Curated by Julian Calero
Featuring works by:
Monica Cook Rob de Oude Sam Martineau Gary Murphy Alexandra Rubinstein Robin Scheines Adam Taye Andrew Zarou
Sardine 286 Stanhope (L-train to Dekalb) Bushwick, Brooklyn April 21st-May18th
April 21st 6-10 p.m.
It usually comes up a few beers into the visit once all the new work has been lauded and discussed and everyone is feeling comfortable. Do you have a sketchbook I can look through? Some are happy to hand them over, while others hold them tight, only sharing a few pages and keeping most hidden. Others don’t have or use them, but almost all can at least blow the dust off one tucked away somewhere to share something they did years ago. A few have twenty-some-odd years worth of volumes you can flip through till you’re seeing double. Some have different methods they consider sketchbooks, like mock-ups or collections of scraps they obsess over. Either way, you can be sure that by the end of the visit you’ll both end up feeling a little weird, like someone opened your junk drawer or started asking questions about you losing your virginity. Well, maybe not that extreme, but you get the point.
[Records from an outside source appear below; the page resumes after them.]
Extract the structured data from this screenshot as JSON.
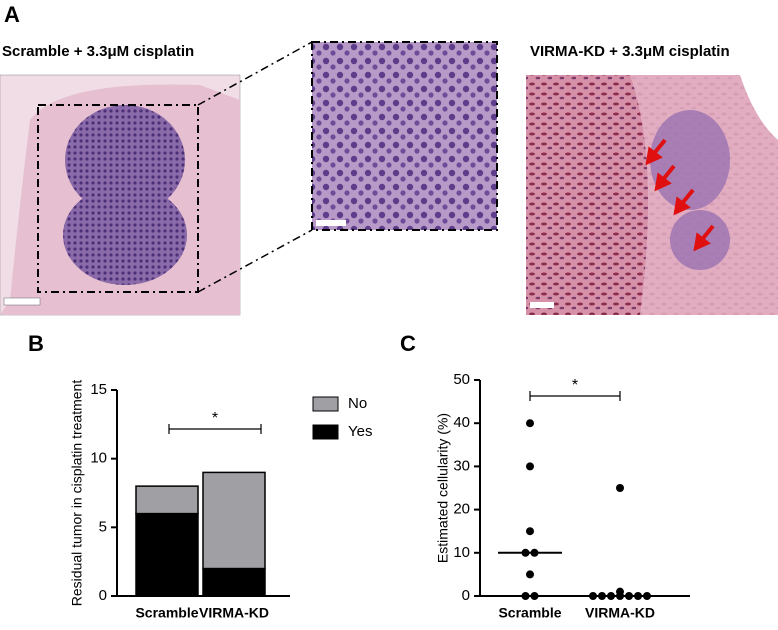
{
  "figure": {
    "panel_labels": [
      "A",
      "B",
      "C"
    ],
    "images": [
      {
        "title": "Scramble + 3.3μM cisplatin"
      },
      {
        "title": "VIRMA-KD + 3.3μM cisplatin"
      }
    ]
  },
  "chart_data": [
    {
      "type": "stacked-bar",
      "ylabel": "Residual tumor in cisplatin treatment",
      "categories": [
        "Scramble",
        "VIRMA-KD"
      ],
      "series": [
        {
          "name": "Yes",
          "color": "#000000",
          "values": [
            6,
            2
          ]
        },
        {
          "name": "No",
          "color": "#a0a0a4",
          "values": [
            2,
            7
          ]
        }
      ],
      "ylim": [
        0,
        15
      ],
      "yticks": [
        0,
        5,
        10,
        15
      ],
      "annotation": "*",
      "legend": "right"
    },
    {
      "type": "dot-plot",
      "ylabel": "Estimated cellularity (%)",
      "groups": [
        {
          "name": "Scramble",
          "values": [
            40,
            30,
            15,
            10,
            10,
            5,
            0,
            0
          ],
          "median": 10
        },
        {
          "name": "VIRMA-KD",
          "values": [
            25,
            1,
            0,
            0,
            0,
            0,
            0,
            0,
            0
          ],
          "median": 0
        }
      ],
      "color": "#000000",
      "ylim": [
        0,
        50
      ],
      "yticks": [
        0,
        10,
        20,
        30,
        40,
        50
      ],
      "annotation": "*"
    }
  ]
}
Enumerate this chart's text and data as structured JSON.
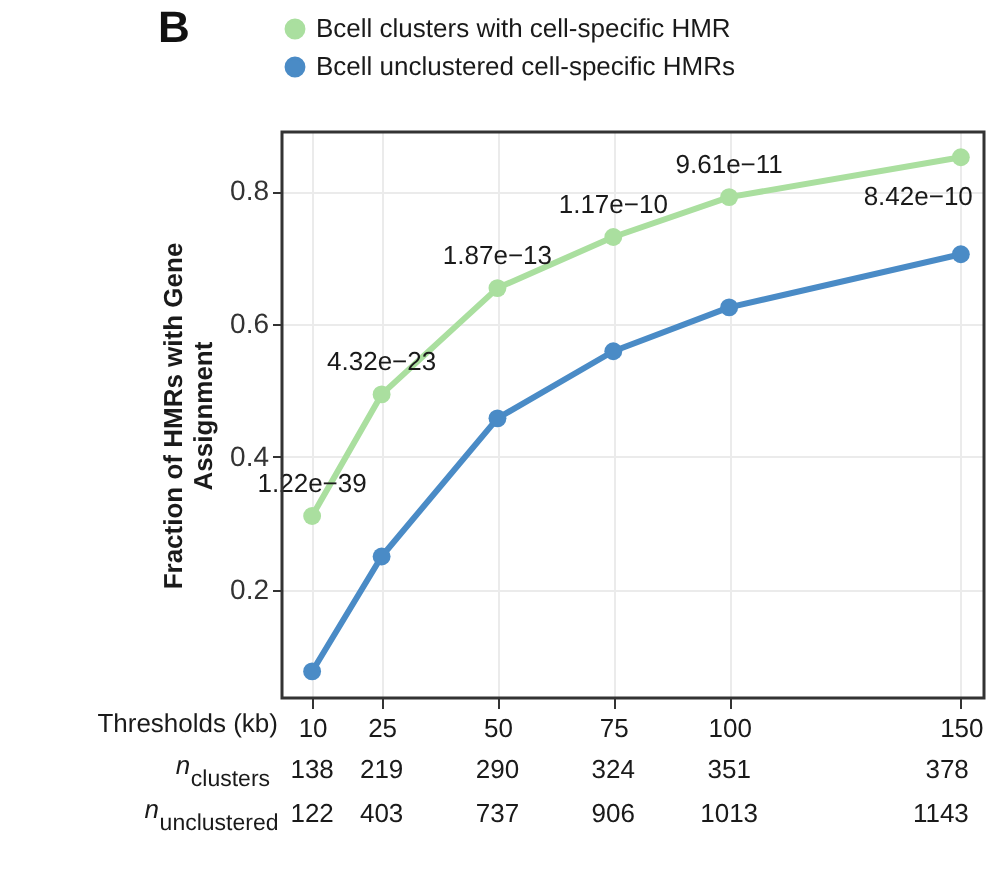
{
  "chart_data": {
    "type": "line",
    "title": "B",
    "xlabel": "Thresholds (kb)",
    "ylabel": "Fraction of HMRs with Gene Assignment",
    "x": [
      10,
      25,
      50,
      75,
      100,
      150
    ],
    "series": [
      {
        "name": "Bcell clusters with cell-specific HMR",
        "color": "#aadf9f",
        "values": [
          0.311,
          0.494,
          0.654,
          0.731,
          0.791,
          0.851
        ]
      },
      {
        "name": "Bcell unclustered cell-specific HMRs",
        "color": "#4a8bc6",
        "values": [
          0.077,
          0.25,
          0.458,
          0.559,
          0.625,
          0.705
        ]
      }
    ],
    "xlim": [
      3.5,
      155
    ],
    "xticks": [
      10,
      25,
      50,
      75,
      100,
      150
    ],
    "ylim": [
      0.037,
      0.889
    ],
    "yticks": [
      0.2,
      0.4,
      0.6,
      0.8
    ],
    "grid": true,
    "legend": "top left",
    "marker": "circle",
    "line_style": "solid",
    "annotations": [
      {
        "text": "1.22e−39",
        "x": 10,
        "y": 0.311
      },
      {
        "text": "4.32e−23",
        "x": 25,
        "y": 0.494
      },
      {
        "text": "1.87e−13",
        "x": 50,
        "y": 0.654
      },
      {
        "text": "1.17e−10",
        "x": 75,
        "y": 0.731
      },
      {
        "text": "9.61e−11",
        "x": 100,
        "y": 0.791
      },
      {
        "text": "8.42e−10",
        "x": 150,
        "y": 0.851
      },
      "n$_{clusters}$",
      "138",
      "219",
      "290",
      "324",
      "351",
      "378",
      "n$_{unclustered}$",
      "122",
      "403",
      "737",
      "906",
      "1013",
      "1143"
    ]
  }
}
Seeing sketchbooks gives me the opportunity to learn something about a person’s art not possible by viewing it on a white wall, reading a press release, or having a conversation at a typical studio visit. It can be a very intimate and somewhat invasive journey. You get to see where ideas were born that led to definitive works and abandoned ideas that lead to giggling all in the same place. While looking through several sketchbooks by one artist, you can follow the progression of how their most current voice came to be, the dabbling in varying forms and schools that it took to get where they are today. You recognize reoccurring ideas that have woven themselves in and out of their work for many years in many ways.
There is also a diary like quality. Flipping through the pages takes you back to where you were when you made the sketch or you can have no idea how something ended up on the page. There can be evidence of life’s hardships and turning points, grocery lists, and late night epiphanies. One sentiment that resurfaced was that artists sketched (or their equivalent practice) while traveling, that it works so much better than a photograph for remembering a place or situation—or beyond that, a period of life.